Around 1566, Jacobus van Deventer was charged by the King of Spain and ruler of the Habsburg empire that included the Netherlands to create maps of all the major cities in the country. This was shortly before the outbreak of the Eighty Years War, which started when several noblemen abjured the King as their overlord to form the independent Republic of the United Netherlands.  Maps of Jacobus van Deventer can be found in collections of different archives in the Netherlands and Spain.

Among the maps created by Jacobus van Deventer was one of Brielle. Brielle became the location of a famous coup in the Eighty Years War, when the Dutch water troops (“watergeuzen”) conquered the town on 1 April 1572. This was the start of hostilities.

Map of Brielle, circa 1566

Map of Brielle, circa 1566. Credits: Jacobus van Deventer, facsimile in collection Streekarchief Voorne-Putten (public domain)

About Yvette Hoitink

Yvette Hoitink, CG®, QG™ is a professional genealogist in the Netherlands. She holds the Certified Genealogist credential from the Board for Certification of Genealogists and has a post-graduate diploma in Family and Local History from the University of Dundee.

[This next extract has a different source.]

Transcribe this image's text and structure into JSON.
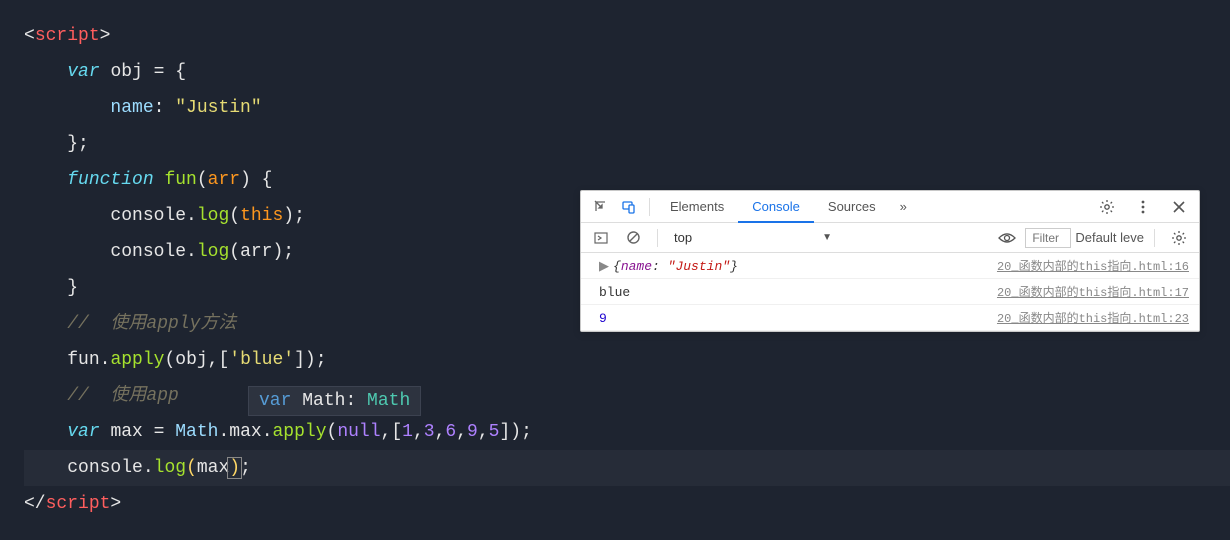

She has been doing genealogy for over 30 years and helps people from across the world find their ancestors in the Netherlands. Read about Yvette's professional genealogy services.


  1. Matt Newbold says

    Brielle now has a distinct castellated shape with a canal/moat around the city center. This doesn’t appear on this map. Was that formed during the 80 years war?
    Matt Newbold,
    Syracuse, Utah

    • Yes, exactly. Most of Jacob van Deventer’s maps date from before the redesign of the fortifications to withstand cannonballs. That was done during the 80 years war.

  2. Martin Vlietstra says

    In 1972 my Uncle took me to visit Den Brielle and taught me the rhyme “Op 1 april verloor Alva zijn bril”. SInce I spoke Afrikaans, I recognised this as a pun on the word “Brielle/bril”. (FOr the benefit of those who do not read Dutch, the word “bril” translates to the English word “glasses”.